D'origine italienne, vivant en France, ayant un look d'anglais et jouant de la musique américaine, Jean-Marc est certainement, avec le Big Mac, un des produits les plus réussis de la mondialisation. Ainsi parle-t-il couramment une bonne demi-douzaine de langues, s'exprimant toutefois exclusivement dans une manière de yaourt compris de lui seul.

Batteur depuis sa plus tendre enfance, Jean-Marc a jusqu'à présent refusé d'embrasser une carrière professionnelle qui lui tendait pourtant les bras. Car ce n'est pas un homme facile.

Parallèlement à une riche carrière de batteur rock, tel Dr Jekyll et Mr Hyde, Jean-Marc a mené une vie parallèle au sein d'un groupe de bal ("un groupe, deux balles", préciseront les mauvaises langues) d'anthologie, les "Cantori" . Affublé pour l'occasion d'une veste orange, d'une chemise noire et d'une cravate blanche, Jean-Marc s'y révélait capable tout à la fois et dans une même soirée, de vider une bouteille entière de whisky, de taper la valse musette, le cha-cha, le tango et tutti quanti, voire d'entonner les soirs de grande forme, et sans respirer une seule fois, "Emmène-moi danser ce soir" de Michèle Torr.

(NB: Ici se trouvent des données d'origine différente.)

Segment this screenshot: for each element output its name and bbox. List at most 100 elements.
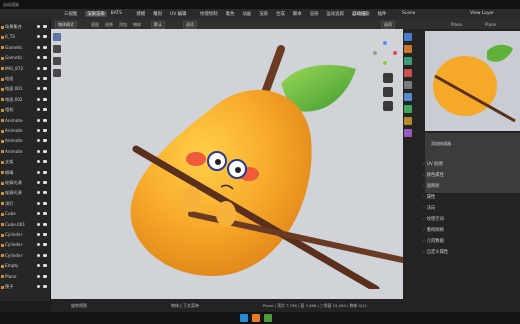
visibility-eye-icon[interactable] [37,264,40,268]
outliner-row[interactable]: 支架 [1,158,49,166]
render-camera-icon[interactable] [43,253,47,257]
property-section[interactable]: 自定义属性 [423,249,448,255]
zoom-icon[interactable] [383,73,393,83]
workspace-tab[interactable]: 建模 [136,11,145,17]
outliner-row[interactable]: 轮廓光源 [1,189,49,197]
workspace-tab[interactable]: 动画 [242,11,251,17]
visibility-eye-icon[interactable] [37,222,40,226]
properties-tab-icon[interactable] [404,33,412,41]
visibility-eye-icon[interactable] [37,274,40,278]
3d-viewport[interactable] [51,29,403,299]
render-camera-icon[interactable] [43,66,47,70]
properties-tab-icon[interactable] [404,69,412,77]
rotate-tool-icon[interactable] [53,69,61,77]
render-camera-icon[interactable] [43,97,47,101]
outliner-row[interactable]: Cube [1,210,49,218]
render-camera-icon[interactable] [43,181,47,184]
workspace-tab[interactable]: 合成 [276,11,285,17]
render-camera-icon[interactable] [43,35,47,39]
outliner-row[interactable]: 筷子 [1,283,49,291]
visibility-eye-icon[interactable] [37,56,40,60]
property-section[interactable]: UV 贴图 [423,161,443,167]
menu-view[interactable]: 视图 [91,22,99,28]
render-camera-icon[interactable] [43,108,47,112]
render-camera-icon[interactable] [43,222,47,226]
workspace-tab[interactable]: 渲染渲染 [85,11,107,17]
properties-tab-icon[interactable] [404,129,412,137]
property-section[interactable]: 纹理空间 [423,216,444,222]
outliner-row[interactable]: 0_TS [1,33,49,41]
outliner-row[interactable]: Cylinder [1,252,49,260]
property-section[interactable]: 颜色属性 [423,172,444,178]
visibility-eye-icon[interactable] [37,149,40,153]
properties-tab-icon[interactable] [404,81,412,89]
outliner-row[interactable]: Empty [1,262,49,270]
orientation-selector[interactable]: 默认 [151,21,165,29]
visibility-eye-icon[interactable] [37,170,40,174]
cursor-tool-icon[interactable] [53,45,61,53]
render-camera-icon[interactable] [43,212,47,216]
render-camera-icon[interactable] [43,285,47,288]
render-camera-icon[interactable] [43,56,47,60]
scene-selector-label[interactable]: Scene [402,11,415,16]
property-section[interactable]: 面映射 [423,183,440,189]
workspace-tab[interactable]: 渲染 [310,11,319,17]
render-camera-icon[interactable] [43,139,47,143]
view-layer-selector[interactable]: View Layer [470,11,494,16]
properties-tab-icon[interactable] [404,45,412,53]
visibility-eye-icon[interactable] [37,97,40,101]
outliner-row[interactable]: Plane [1,273,49,281]
properties-tab-icon[interactable] [404,93,412,101]
add-modifier-button[interactable]: 添加修改器 [425,139,520,149]
render-camera-icon[interactable] [43,243,47,247]
menu-add[interactable]: 添加 [119,22,127,28]
workspace-tab[interactable]: 渲染 [259,11,268,17]
visibility-eye-icon[interactable] [37,118,40,122]
outliner-row[interactable]: Animate [1,137,49,145]
outliner-row[interactable]: 眼睛 [1,169,49,177]
shading-options[interactable]: 选项 [381,21,395,29]
workspace-tab[interactable]: 三视图 [64,11,77,17]
render-camera-icon[interactable] [43,118,47,122]
render-camera-icon[interactable] [43,77,47,80]
render-camera-icon[interactable] [43,170,47,174]
visibility-eye-icon[interactable] [37,181,40,184]
outliner-row[interactable]: 地面.002 [1,96,49,104]
start-icon[interactable] [240,314,248,322]
render-camera-icon[interactable] [43,129,47,132]
visibility-eye-icon[interactable] [37,285,40,288]
render-camera-icon[interactable] [43,45,47,49]
pivot-selector[interactable]: 选项 [183,21,197,29]
workspace-tab[interactable]: 插件 [378,11,387,17]
outliner-row[interactable]: 地面.001 [1,85,49,93]
visibility-eye-icon[interactable] [37,77,40,80]
property-section[interactable]: 重构网格 [423,227,444,233]
visibility-eye-icon[interactable] [37,45,40,49]
workspace-tab[interactable]: 2D动画 [352,11,367,17]
properties-tab-icon[interactable] [404,57,412,65]
properties-tab-icon[interactable] [404,117,412,125]
visibility-eye-icon[interactable] [37,243,40,247]
workspace-tab[interactable]: 脚本 [293,11,302,17]
render-camera-icon[interactable] [43,25,47,28]
workspace-tab[interactable]: 雕刻 [153,11,162,17]
outliner-row[interactable]: Animate [1,117,49,125]
workspace-tab[interactable]: BATS [111,11,122,16]
render-camera-icon[interactable] [43,201,47,205]
render-camera-icon[interactable] [43,274,47,278]
render-camera-icon[interactable] [43,233,47,236]
visibility-eye-icon[interactable] [37,66,40,70]
workspace-tab[interactable]: 运动追踪 [326,11,344,17]
render-camera-icon[interactable] [43,264,47,268]
browser-icon[interactable] [264,314,272,322]
visibility-eye-icon[interactable] [37,108,40,112]
visibility-eye-icon[interactable] [37,253,40,257]
visibility-eye-icon[interactable] [37,212,40,216]
mode-selector[interactable]: 物体模式 [55,21,77,29]
menu-object[interactable]: 物体 [133,22,141,28]
outliner-row[interactable]: IMG_872 [1,65,49,73]
render-camera-icon[interactable] [43,149,47,153]
pan-icon[interactable] [383,87,393,97]
workspace-tab[interactable]: 纹理绘制 [200,11,218,17]
property-section[interactable]: 几何数据 [423,238,444,244]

En de pareilles occasions, la foule, elle aussi, retenait son souffle.

Batteur surdoué, Jean-Marc a donné des Master Classes à Greg Bissonnette ("un petit jeune qui se défend bien"). Les soirs de grande immodestie, il prétend même lui avoir montré comment faire swinguer le tube "Rosanna" autrement que comme un réfrigérateur. Toujours d'après lui, ledit Greg Bissonnette aurait ensuite refilé le truc à Jeff Porcaro, le batteur de Toto. Cette version n'a jamais pu être démentie par l'intéressé, pour cause de décès prématuré.